Уверенность в помиловании была нерушима. Без этой уверенности Шафиров давно бы принялся по-волчьи грызть железо, биться головой о стену. Ему, Шафирову, Петр не отрубит голову, не лишит его жизни! Приговор — не более чем фарс!.. Но так трудно было дожить до утра эту последнюю перед казнью ночь.

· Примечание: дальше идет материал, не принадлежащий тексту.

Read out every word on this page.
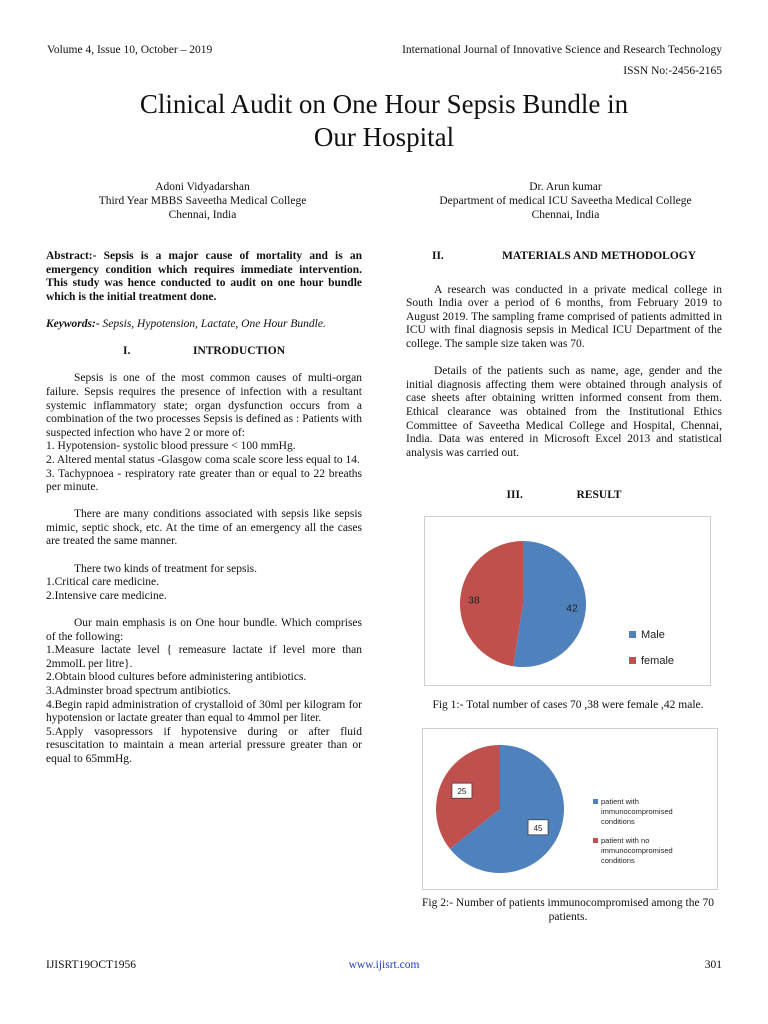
Volume 4, Issue 10, October – 2019	International Journal of Innovative Science and Research Technology
ISSN No:-2456-2165
Clinical Audit on One Hour Sepsis Bundle in
Our Hospital
Adoni Vidyadarshan
Third Year MBBS Saveetha Medical College
Chennai, India
Dr. Arun kumar
Department of medical ICU Saveetha Medical College
Chennai, India

Abstract:- Sepsis is a major cause of mortality and is an emergency condition which requires immediate intervention. This study was hence conducted to audit on one hour bundle which is the initial treatment done.

Keywords:- Sepsis, Hypotension, Lactate, One Hour Bundle.

I.	INTRODUCTION
Sepsis is one of the most common causes of multi-organ failure. Sepsis requires the presence of infection with a resultant systemic inflammatory state; organ dysfunction occurs from a combination of the two processes Sepsis is defined as : Patients with suspected infection who have 2 or more of:
1. Hypotension- systolic blood pressure < 100 mmHg.
2. Altered mental status -Glasgow coma scale score less equal to 14.
3. Tachypnoea - respiratory rate greater than or equal to 22 breaths per minute.

There are many conditions associated with sepsis like sepsis mimic, septic shock, etc. At the time of an emergency all the cases are treated the same manner.

There two kinds of treatment for sepsis.
1.Critical care medicine.
2.Intensive care medicine.
Our main emphasis is on One hour bundle. Which comprises of the following:
1.Measure lactate level { remeasure lactate if level more than 2mmolL per litre}.
2.Obtain blood cultures before administering antibiotics.
3.Adminster broad spectrum antibiotics.
4.Begin rapid administration of crystalloid of 30ml per kilogram for hypotension or lactate greater than equal to 4mmol per liter.
5.Apply vasopressors if hypotensive during or after fluid resuscitation to maintain a mean arterial pressure greater than or equal to 65mmHg.
II.	MATERIALS AND METHODOLOGY

A research was conducted in a private medical college in South India over a period of 6 months, from February 2019 to August 2019. The sampling frame comprised of patients admitted in ICU with final diagnosis sepsis in Medical ICU Department of the college. The sample size taken was 70.

Details of the patients such as name, age, gender and the initial diagnosis affecting them were obtained through analysis of case sheets after obtaining written informed consent from them. Ethical clearance was obtained from the Institutional Ethics Committee of Saveetha Medical College and Hospital, Chennai, India. Data was entered in Microsoft Excel 2013 and statistical analysis was carried out.

III.	RESULT
42
38
Male
female
Fig 1:- Total number of cases 70 ,38 were female ,42 male.
45
25
patient with immunocompromised conditions
patient with no immunocompromised conditions
Fig 2:- Number of patients immunocompromised among the 70 patients.
IJISRT19OCT1956	www.ijisrt.com	301
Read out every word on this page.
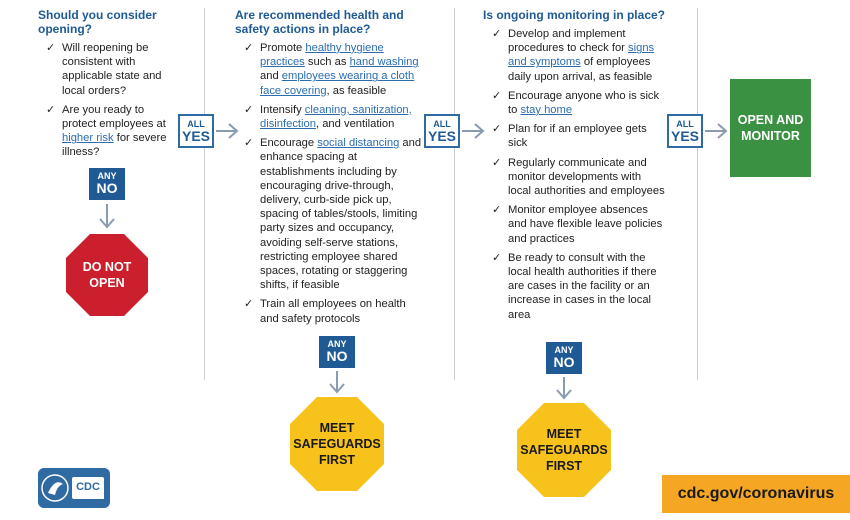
Should you consider opening?
✓ Will reopening be consistent with applicable state and local orders?
✓ Are you ready to protect employees at higher risk for severe illness?
ANY
NO
DO NOT OPEN
ALL
YES
Are recommended health and safety actions in place?
✓ Promote healthy hygiene practices such as hand washing and employees wearing a cloth face covering, as feasible
✓ Intensify cleaning, sanitization, disinfection, and ventilation
✓ Encourage social distancing and enhance spacing at establishments including by encouraging drive-through, delivery, curb-side pick up, spacing of tables/stools, limiting party sizes and occupancy, avoiding self-serve stations, restricting employee shared spaces, rotating or staggering shifts, if feasible
✓ Train all employees on health and safety protocols
ANY
NO
MEET SAFEGUARDS FIRST
ALL
YES
Is ongoing monitoring in place?
✓ Develop and implement procedures to check for signs and symptoms of employees daily upon arrival, as feasible
✓ Encourage anyone who is sick to stay home
✓ Plan for if an employee gets sick
✓ Regularly communicate and monitor developments with local authorities and employees
✓ Monitor employee absences and have flexible leave policies and practices
✓ Be ready to consult with the local health authorities if there are cases in the facility or an increase in cases in the local area
ANY
NO
MEET SAFEGUARDS FIRST
ALL
YES
OPEN AND MONITOR
CDC	cdc.gov/coronavirus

Жену с дочерьми, уверив их в благополучном исходе дела, Шафиров еще позавчера отослал в Санкт-Петербург: так или иначе, позор ему предстоял, и он не желал, чтобы близкие видели его позор. Теперь, посреди последней ночи, он сожалел о том, что нет с ним родной души. Думая о своем собачьем одиночестве на этой проклятой соломе, он почувствовал теплую тяжесть в глазах, вытер слезы рукавом худой шубейки и выругался устало: «Ну, разнюнился! Пальцем не тронули, свидания дают — все будет в порядке!» Громыхнув цепью, он прилег на бок и попытался уснуть, чтобы убить время. Но сон не шел к нему. С кулаком под головой он лежал на заплеванном полу — но почему-то не чувствовал ни сырого холода каменных плит, ни давящей тяжести ошейника, как будто это жирное холеное тело уже не было его телом и не имело никакого отношения к его душе. А душа была в масляном лунном луче, косо падающем в зарешеченное оконце, и в зарослях прутского кустарника, и в библиотеке санкт-петербургского дворца, и на еврейском смоленском кладбище, и в Панских рядах Китай-города — повсюду. И здесь, на цепи, тоже.